Below is the Q&A session with the NFL hopeful:
Mike Kaye: You have a bit of a unique story for a player entering the NFL Draft. Can you discuss the last few years and what your journey has been like up until now?
Brendan Munnerlyn: It's strange. Even though I didn't play a lot of college football, I have been playing my entire life. I have been a dominating force at every level and I won award after award and all-star game after all-star game. Even in high school, I played with Joe Haden and won states, and we were undefeated. At Milford, we were 11-1 and the only game we lost was to Army University, 54-53. Even though I have missed a couple of years, it's literally been a part of my life since forever. It's like I had an extended offseason, because I love training and just being on the field practicing. I love to lift. It's just what I live for and nothing makes me happier.
There were times I thought I was done with [football], but it has really been a childhood dream for me. Some days I just had to deal with it and I didn't know how I was going to live out the rest of my days, but eventually it clicked with me this year. I might as well go for it, because I don't want to live a life of regret and keep wondering if I had at least tried [if would I have made it]. I know a lot of people like that, even young people who are my age, and I just don't want to be that person.
MK: You had sort of a whinding and twisting road as a college athlete, how did you deal with bouncing around?
BM: I don't know if you know what a Proposition 48 is, but it's an agreement between a university [and a player], if your grades aren't up to par. I knew I had the ability to play for a BCS school my entire life. I had a few Division II and III offers, but since I had connections at Marshall, I decided to pursue and make the most out of that. With Proposition 48, you have to redshirt your first year. It's a different type of redshirt, which I believe is called a 'grey shirt,' where you can't be around the team but can get workout routines from coaches.
That's mostly what I was doing but my step father passed away after getting sick and it was bad. My mother had moved out of our household and made a whole new life for herself. So it was me, my step father and my two younger brothers. One of them is one year younger than me and the other is a junior in high school, who is currently being recruited by West Virginia schools like Marshall and Salem University and he's a basketball player. I felt like I was doing the same thing [my mom] was doing if I would have stayed in West Virginia. Of course I wanted to stay in Huntington and stick it out that one year and then everyone would be happier the next year because they would be able to come visit me and know that I was getting a degree. But it didn't work out like that [and I moved back home].
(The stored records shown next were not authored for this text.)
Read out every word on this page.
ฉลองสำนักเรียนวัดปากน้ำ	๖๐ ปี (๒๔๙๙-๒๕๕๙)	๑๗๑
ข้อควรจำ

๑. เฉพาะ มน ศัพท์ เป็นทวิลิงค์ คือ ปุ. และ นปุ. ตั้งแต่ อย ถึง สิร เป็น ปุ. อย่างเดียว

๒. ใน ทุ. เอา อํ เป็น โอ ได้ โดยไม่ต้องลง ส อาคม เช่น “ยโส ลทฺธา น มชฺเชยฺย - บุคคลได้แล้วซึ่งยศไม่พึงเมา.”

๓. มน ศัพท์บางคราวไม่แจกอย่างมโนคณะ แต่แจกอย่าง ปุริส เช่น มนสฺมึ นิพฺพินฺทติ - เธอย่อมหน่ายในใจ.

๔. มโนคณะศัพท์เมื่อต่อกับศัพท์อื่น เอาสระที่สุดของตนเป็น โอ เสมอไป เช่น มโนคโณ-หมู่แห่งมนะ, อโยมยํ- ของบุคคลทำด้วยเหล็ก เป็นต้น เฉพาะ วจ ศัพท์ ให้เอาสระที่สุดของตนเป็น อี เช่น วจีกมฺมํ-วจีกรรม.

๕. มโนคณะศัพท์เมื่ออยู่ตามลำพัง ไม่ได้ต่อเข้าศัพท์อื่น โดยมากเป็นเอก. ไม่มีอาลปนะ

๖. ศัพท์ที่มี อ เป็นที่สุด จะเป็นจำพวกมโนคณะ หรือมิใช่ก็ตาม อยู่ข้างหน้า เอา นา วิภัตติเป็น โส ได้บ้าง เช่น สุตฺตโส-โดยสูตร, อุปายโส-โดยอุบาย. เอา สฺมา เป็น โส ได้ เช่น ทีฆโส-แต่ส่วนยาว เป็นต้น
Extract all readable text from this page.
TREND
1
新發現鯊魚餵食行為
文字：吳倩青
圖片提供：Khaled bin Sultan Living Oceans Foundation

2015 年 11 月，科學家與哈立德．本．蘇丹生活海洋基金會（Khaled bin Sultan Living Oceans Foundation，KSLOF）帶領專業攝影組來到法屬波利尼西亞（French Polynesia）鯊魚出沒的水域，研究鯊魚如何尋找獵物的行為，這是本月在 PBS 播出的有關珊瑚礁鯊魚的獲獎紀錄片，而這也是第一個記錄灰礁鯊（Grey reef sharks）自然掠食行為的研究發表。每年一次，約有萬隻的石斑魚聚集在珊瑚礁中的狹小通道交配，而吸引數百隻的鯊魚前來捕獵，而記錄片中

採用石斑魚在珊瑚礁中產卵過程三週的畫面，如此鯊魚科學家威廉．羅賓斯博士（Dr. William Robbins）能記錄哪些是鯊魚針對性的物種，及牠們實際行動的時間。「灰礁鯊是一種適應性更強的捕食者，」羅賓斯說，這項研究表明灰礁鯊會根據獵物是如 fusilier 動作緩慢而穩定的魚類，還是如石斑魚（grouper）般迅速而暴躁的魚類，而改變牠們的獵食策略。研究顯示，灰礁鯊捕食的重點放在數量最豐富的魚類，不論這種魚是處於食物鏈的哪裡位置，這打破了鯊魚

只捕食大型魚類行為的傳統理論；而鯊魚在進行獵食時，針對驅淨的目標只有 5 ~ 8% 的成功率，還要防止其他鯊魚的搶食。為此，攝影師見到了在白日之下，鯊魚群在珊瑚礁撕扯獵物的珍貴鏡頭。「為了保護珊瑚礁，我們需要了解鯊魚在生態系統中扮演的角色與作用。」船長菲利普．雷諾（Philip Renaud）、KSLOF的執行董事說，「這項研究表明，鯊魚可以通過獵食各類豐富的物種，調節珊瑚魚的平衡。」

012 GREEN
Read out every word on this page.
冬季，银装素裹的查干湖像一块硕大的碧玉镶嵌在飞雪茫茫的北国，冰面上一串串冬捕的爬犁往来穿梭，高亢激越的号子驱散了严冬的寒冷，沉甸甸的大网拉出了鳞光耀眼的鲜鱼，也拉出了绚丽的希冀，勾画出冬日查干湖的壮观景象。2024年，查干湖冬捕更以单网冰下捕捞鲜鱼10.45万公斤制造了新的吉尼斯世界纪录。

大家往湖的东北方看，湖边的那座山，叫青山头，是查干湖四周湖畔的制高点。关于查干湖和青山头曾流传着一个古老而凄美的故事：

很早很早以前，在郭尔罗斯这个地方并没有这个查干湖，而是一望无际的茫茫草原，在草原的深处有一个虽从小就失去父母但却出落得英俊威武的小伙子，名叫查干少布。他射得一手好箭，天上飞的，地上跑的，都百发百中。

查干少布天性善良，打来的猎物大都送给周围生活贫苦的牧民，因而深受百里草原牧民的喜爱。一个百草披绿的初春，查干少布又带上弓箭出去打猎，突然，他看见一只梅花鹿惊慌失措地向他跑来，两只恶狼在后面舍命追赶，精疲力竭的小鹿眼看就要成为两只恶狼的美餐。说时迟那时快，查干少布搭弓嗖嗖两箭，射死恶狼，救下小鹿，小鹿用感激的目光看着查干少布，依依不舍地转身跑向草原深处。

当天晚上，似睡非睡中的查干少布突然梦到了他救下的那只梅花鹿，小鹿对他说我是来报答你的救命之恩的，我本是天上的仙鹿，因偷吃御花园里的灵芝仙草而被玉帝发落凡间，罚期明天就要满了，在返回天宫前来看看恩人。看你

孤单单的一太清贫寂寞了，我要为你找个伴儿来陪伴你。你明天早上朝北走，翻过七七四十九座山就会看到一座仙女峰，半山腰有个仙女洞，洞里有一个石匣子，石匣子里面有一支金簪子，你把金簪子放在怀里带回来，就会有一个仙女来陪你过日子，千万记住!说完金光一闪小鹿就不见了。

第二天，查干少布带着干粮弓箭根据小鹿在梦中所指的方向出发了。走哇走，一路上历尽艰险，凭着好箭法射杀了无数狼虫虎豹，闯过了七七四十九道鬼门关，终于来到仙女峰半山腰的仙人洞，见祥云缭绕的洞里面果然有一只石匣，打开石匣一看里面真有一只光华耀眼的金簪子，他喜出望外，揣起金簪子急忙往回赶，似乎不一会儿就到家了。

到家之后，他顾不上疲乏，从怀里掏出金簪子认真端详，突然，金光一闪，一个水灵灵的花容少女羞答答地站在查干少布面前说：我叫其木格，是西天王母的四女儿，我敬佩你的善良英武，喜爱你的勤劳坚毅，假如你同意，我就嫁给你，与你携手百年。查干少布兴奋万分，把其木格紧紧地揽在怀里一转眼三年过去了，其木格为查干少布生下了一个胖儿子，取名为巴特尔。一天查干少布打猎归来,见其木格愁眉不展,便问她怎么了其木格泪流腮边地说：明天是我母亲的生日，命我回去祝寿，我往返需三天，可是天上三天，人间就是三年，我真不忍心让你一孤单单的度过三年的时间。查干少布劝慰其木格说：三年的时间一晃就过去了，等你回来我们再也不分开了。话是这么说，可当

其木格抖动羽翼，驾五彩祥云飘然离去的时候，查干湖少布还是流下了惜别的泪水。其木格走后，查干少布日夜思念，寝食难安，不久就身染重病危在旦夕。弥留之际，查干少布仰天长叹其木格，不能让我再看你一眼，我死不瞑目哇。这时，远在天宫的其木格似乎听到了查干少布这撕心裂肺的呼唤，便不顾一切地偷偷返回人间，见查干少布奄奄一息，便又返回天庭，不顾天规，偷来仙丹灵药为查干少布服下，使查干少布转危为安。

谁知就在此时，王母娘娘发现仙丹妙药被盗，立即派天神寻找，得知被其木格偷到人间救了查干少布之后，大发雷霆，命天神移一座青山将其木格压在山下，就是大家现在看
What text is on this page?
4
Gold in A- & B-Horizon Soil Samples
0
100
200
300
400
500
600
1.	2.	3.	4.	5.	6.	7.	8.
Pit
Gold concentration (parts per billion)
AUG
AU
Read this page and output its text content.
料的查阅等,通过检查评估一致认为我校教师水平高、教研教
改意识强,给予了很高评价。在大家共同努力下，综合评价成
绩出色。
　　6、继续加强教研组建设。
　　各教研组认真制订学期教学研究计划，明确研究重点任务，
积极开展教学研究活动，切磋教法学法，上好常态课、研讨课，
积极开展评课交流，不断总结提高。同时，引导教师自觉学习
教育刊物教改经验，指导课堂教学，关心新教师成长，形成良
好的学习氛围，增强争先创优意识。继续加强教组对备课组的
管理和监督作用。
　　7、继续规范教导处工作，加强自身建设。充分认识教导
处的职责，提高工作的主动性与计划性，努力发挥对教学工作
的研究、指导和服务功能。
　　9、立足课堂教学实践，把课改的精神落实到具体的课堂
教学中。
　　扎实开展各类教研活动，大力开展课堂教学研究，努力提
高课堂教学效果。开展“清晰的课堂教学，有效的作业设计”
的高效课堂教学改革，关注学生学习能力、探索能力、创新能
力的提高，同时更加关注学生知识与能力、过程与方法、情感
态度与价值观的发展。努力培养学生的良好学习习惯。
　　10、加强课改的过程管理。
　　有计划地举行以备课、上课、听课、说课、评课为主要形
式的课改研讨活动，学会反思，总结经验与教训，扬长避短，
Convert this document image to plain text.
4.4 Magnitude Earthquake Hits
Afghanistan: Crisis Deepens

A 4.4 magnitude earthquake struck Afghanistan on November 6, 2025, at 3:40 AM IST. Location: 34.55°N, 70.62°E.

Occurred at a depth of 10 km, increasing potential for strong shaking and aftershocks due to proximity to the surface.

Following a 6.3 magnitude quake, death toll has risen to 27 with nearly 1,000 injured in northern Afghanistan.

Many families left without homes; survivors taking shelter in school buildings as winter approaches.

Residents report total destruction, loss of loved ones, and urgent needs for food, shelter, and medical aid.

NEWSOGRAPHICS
I had already graduated from Lincoln Tech and had a certificate to be mechanic, so I did that for a little while until I could enroll at the University of Maryland. I did that and tried to catch up on some bills and enrolled at Maryland. Right before spring ball started I was red flagged by the NCAA for not sitting out because I left Marshall and on top of that, Maryland wouldn't do the Prop 48. So after that, I looked around for schools that I could play at and I looked at Wesley University in Delaware and Stevenson University in Baltimore. I chose Stevenson and my financial aid from Lincoln Tech, which was about $25,000, caught up to me. So financially I wasn't able to afford to tuition even with FAFSA. I was kind of just stuck and didn't know what I would do. I thought it was almost over for me.
Luckily, I prospered through it all and I'm here.
MK: You're a bit shorter than the Eagles look for [at cornerback] but Brandon Boykin is doing well in the slot for them. What type of scheme do you think you fit best and where do you think you are best suited to play?
BM: Honestly, every cornerback has to have the confidence to be the number one guy or the starter from Day 1. Unfortunately, it doesn't always workout like that and you will be embarrassed, especially going up against guys like Calvin Johnson and Demaryius Thomas. It's just a whole different league right now than it ever was. You just don't want to bark up the wrong tree because it's an elite level every week.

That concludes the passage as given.